The Department of Post has come up with new rules for deduction of tax deducted at source (TDS) in respect of aggregate cash withdrawal above ₹20 lakh by an account holder of National (Small) Savings Schemes, including Public Provident Fund (PPF). In case a recipient has not filed the returns of income for the previous three assessment years, new provisions in section l94N will be applicable from 1 July 2020 for non-ITR filer under section 194N of Income Tax Act 1961.
Department of Post: Here is all you need to know about the new TDS rules
1) For non-ITR filers: If aggregate cash withdrawal exceeds ₹20 lakh but does not exceed ₹1 crore during a financial year, the income tax payable will be 2% of the amount exceeding ₹20 lakh.
2) For non-ITR filers: If cash withdrawal exceeds 1 Crore during a financial year, the income tax payable will be 5% of the amount above ₹1 crore.
3) For ITR filers: If cash withdrawal exceeds ₹1 crore during a financial year.
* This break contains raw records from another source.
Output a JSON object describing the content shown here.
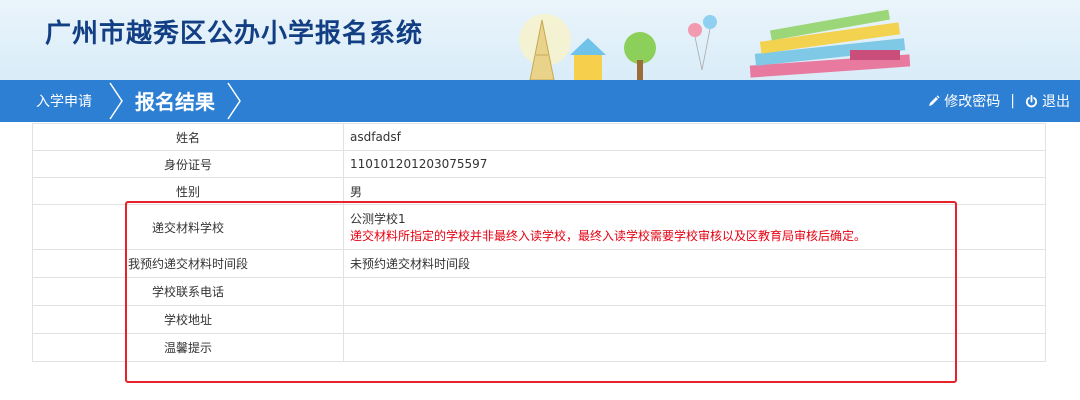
{
  "header": {
    "title": "广州市越秀区公办小学报名系统"
  },
  "nav": {
    "breadcrumb_home": "入学申请",
    "breadcrumb_current": "报名结果",
    "change_password": "修改密码",
    "divider": "|",
    "logout": "退出"
  },
  "table": {
    "rows": [
      {
        "label": "姓名",
        "value": "asdfadsf"
      },
      {
        "label": "身份证号",
        "value": "110101201203075597"
      },
      {
        "label": "性别",
        "value": "男"
      },
      {
        "label": "递交材料学校",
        "value": "公测学校1",
        "note": "递交材料所指定的学校并非最终入读学校，最终入读学校需要学校审核以及区教育局审核后确定。"
      },
      {
        "label": "我预约递交材料时间段",
        "value": "未预约递交材料时间段"
      },
      {
        "label": "学校联系电话",
        "value": ""
      },
      {
        "label": "学校地址",
        "value": ""
      },
      {
        "label": "温馨提示",
        "value": ""
      }
    ]
  },
  "colors": {
    "navbar": "#2d7fd3",
    "title": "#123f84",
    "note": "#e60012",
    "highlight": "#e6232a"
  },
  "icons": {
    "edit": "pencil-icon",
    "logout": "power-icon",
    "breadcrumb_separator": "chevron-right-icon"
  }
}
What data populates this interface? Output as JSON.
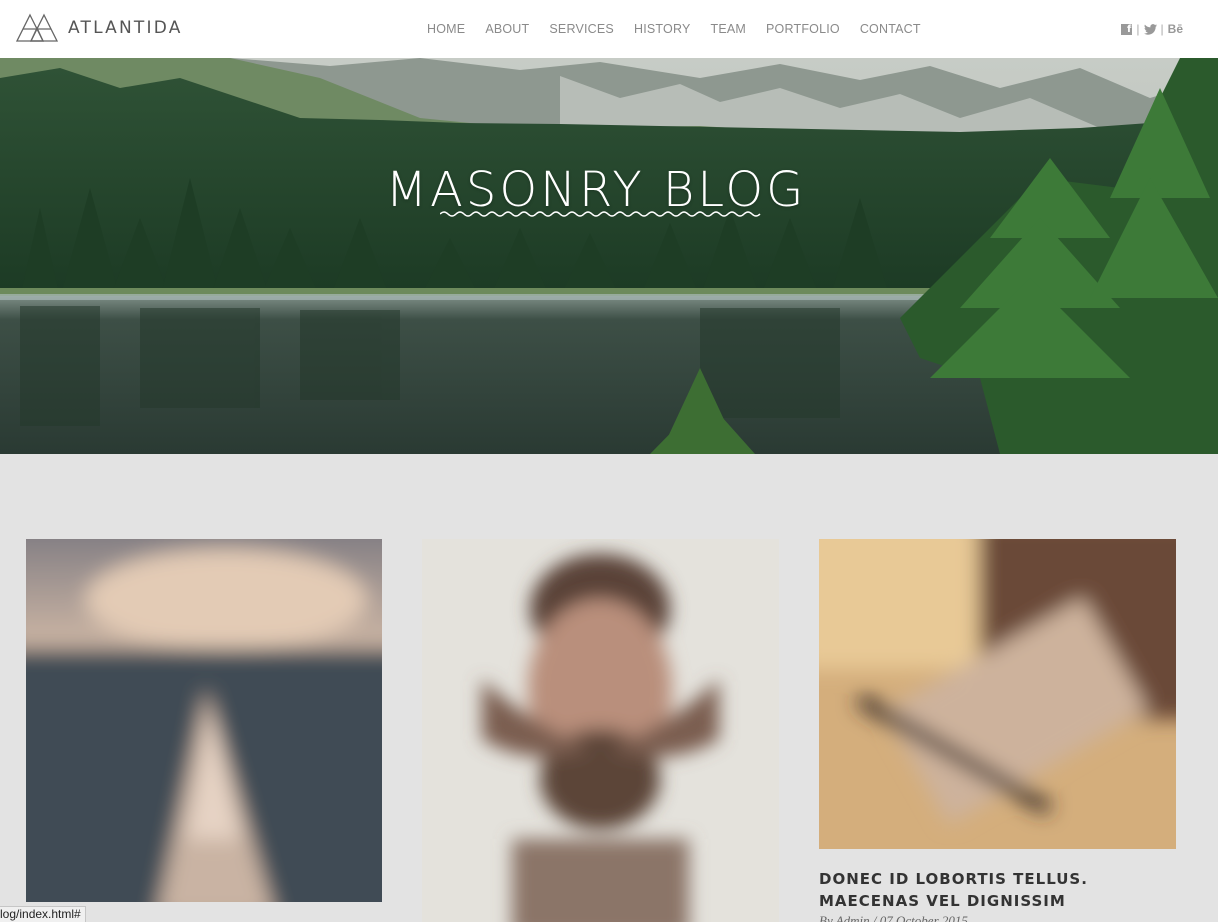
{
  "brand": {
    "name": "ATLANTIDA"
  },
  "nav": {
    "items": [
      "HOME",
      "ABOUT",
      "SERVICES",
      "HISTORY",
      "TEAM",
      "PORTFOLIO",
      "CONTACT"
    ]
  },
  "social": {
    "separator": "|",
    "behance_label": "Bē"
  },
  "hero": {
    "title": "MASONRY BLOG"
  },
  "posts": [
    {
      "title": "",
      "meta": ""
    },
    {
      "title": "",
      "meta": ""
    },
    {
      "title": "DONEC ID LOBORTIS TELLUS. MAECENAS VEL DIGNISSIM",
      "meta": "By Admin / 07 October 2015"
    }
  ],
  "status_bar": {
    "url": "log/index.html#"
  },
  "colors": {
    "header_bg": "#ffffff",
    "page_bg": "#e3e3e3",
    "nav_text": "#8a8a8a",
    "title_text": "#333333"
  }
}
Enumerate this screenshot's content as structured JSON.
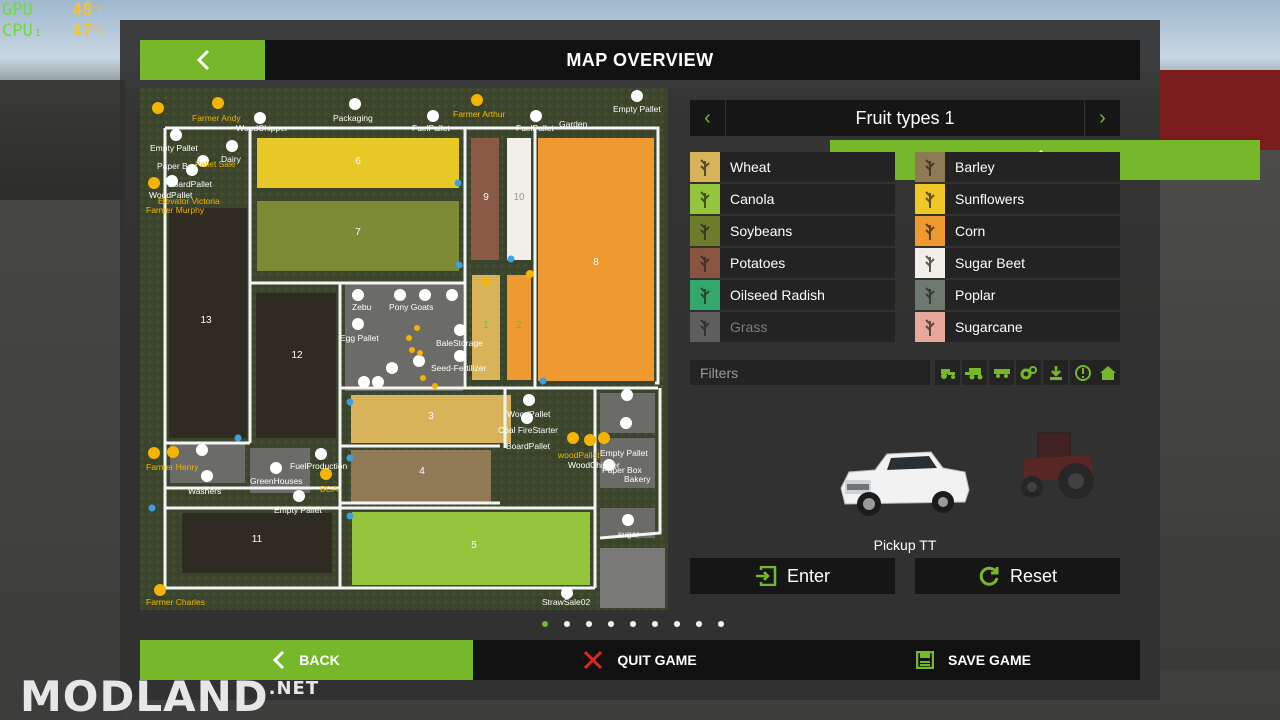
{
  "hud": {
    "gpu_label": "GPU",
    "gpu_value": "48",
    "gpu_unit": "°C",
    "cpu_label": "CPU₁",
    "cpu_value": "47",
    "cpu_unit": "°C"
  },
  "header": {
    "title": "MAP OVERVIEW",
    "prev_icon": "chevron-left-icon",
    "next_icon": "chevron-right-icon"
  },
  "map": {
    "field_numbers": [
      "6",
      "7",
      "9",
      "10",
      "8",
      "13",
      "12",
      "1",
      "2",
      "3",
      "4",
      "11",
      "5"
    ],
    "labels": {
      "farmer_andy": "Farmer Andy",
      "woodchipper": "WoodChipper",
      "packaging": "Packaging",
      "fuel_pallet_1": "FuelPallet",
      "farmer_arthur": "Farmer Arthur",
      "fuel_pallet_2": "FuelPallet",
      "garden": "Garden",
      "empty_pallet_top": "Empty Pallet",
      "empty_pallet_left": "Empty Pallet",
      "pallet_sale": "Pallet Sale",
      "paper_box": "Paper Box",
      "dairy": "Dairy",
      "board_pallet_left": "BoardPallet",
      "woodpallet_left": "WoodPallet",
      "elevator": "Elevator Victoria",
      "farmer_murphy": "Farmer Murphy",
      "zebu": "Zebu",
      "pony_goats": "Pony Goats",
      "egg_pallet": "Egg Pallet",
      "bale_storage": "BaleStorage",
      "seed_fertilizer": "Seed-Fertilizer",
      "woodpallet_mid": "WoodPallet",
      "coal_firestarter": "Coal FireStarter",
      "board_pallet_mid": "BoardPallet",
      "woodpallet_right": "woodPallet",
      "wood_chipper_right": "WoodChipper",
      "empty_pallet_right": "Empty Pallet",
      "paper_box_right": "Paper Box",
      "bakery": "Bakery",
      "farmer_henry": "Farmer Henry",
      "fuel_production": "FuelProduction",
      "greenhouses": "GreenHouses",
      "bga": "BGA",
      "washers": "Washers",
      "empty_pallet_bottom": "Empty Pallet",
      "sugar": "sugar",
      "farmer_charles": "Farmer Charles",
      "strawsale": "StrawSale02"
    }
  },
  "fruit_panel": {
    "title": "Fruit types  1",
    "fruits": [
      {
        "name": "Wheat",
        "color": "#d9b35a",
        "icon": "wheat-icon"
      },
      {
        "name": "Barley",
        "color": "#8f7a55",
        "icon": "barley-icon"
      },
      {
        "name": "Canola",
        "color": "#95c53d",
        "icon": "canola-icon"
      },
      {
        "name": "Sunflowers",
        "color": "#f0c825",
        "icon": "sunflower-icon"
      },
      {
        "name": "Soybeans",
        "color": "#6d7c2b",
        "icon": "soybean-icon"
      },
      {
        "name": "Corn",
        "color": "#ef9a2f",
        "icon": "corn-icon"
      },
      {
        "name": "Potatoes",
        "color": "#8a5540",
        "icon": "potato-icon"
      },
      {
        "name": "Sugar Beet",
        "color": "#f2eeea",
        "icon": "sugarbeet-icon"
      },
      {
        "name": "Oilseed Radish",
        "color": "#33a86a",
        "icon": "radish-icon"
      },
      {
        "name": "Poplar",
        "color": "#6e7a70",
        "icon": "poplar-icon"
      },
      {
        "name": "Grass",
        "color": "#5e5e5e",
        "icon": "grass-icon",
        "disabled": true
      },
      {
        "name": "Sugarcane",
        "color": "#e9a69a",
        "icon": "sugarcane-icon"
      }
    ]
  },
  "filters": {
    "label": "Filters",
    "icons": [
      "tractor-icon",
      "combine-icon",
      "trailer-icon",
      "tool-gear-icon",
      "download-icon",
      "warning-icon",
      "home-icon"
    ]
  },
  "vehicle": {
    "name": "Pickup TT",
    "secondary": "tractor"
  },
  "actions": {
    "enter": "Enter",
    "reset": "Reset"
  },
  "pagination": {
    "count": 9,
    "active": 0
  },
  "footer": {
    "back": "BACK",
    "quit": "QUIT GAME",
    "save": "SAVE GAME"
  },
  "colors": {
    "accent": "#76b82a",
    "panel": "#303030",
    "button_dark": "#161616"
  },
  "watermark": {
    "text": "MODLAND",
    "suffix": ".NET"
  }
}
The income tax payable will 2% of the amount above ₹1 crore.
4) These changes are not yet incorporated and to facilitate Post Offices CEPT has identified and extract the details of such depositors for the period from 1 April 2020 to 31 December 2020.
5) CEPT will forward the list to concerned Circle/CBS CPCs of the concerned circles with details of the account, PAN number available along TDS amount to be deducted.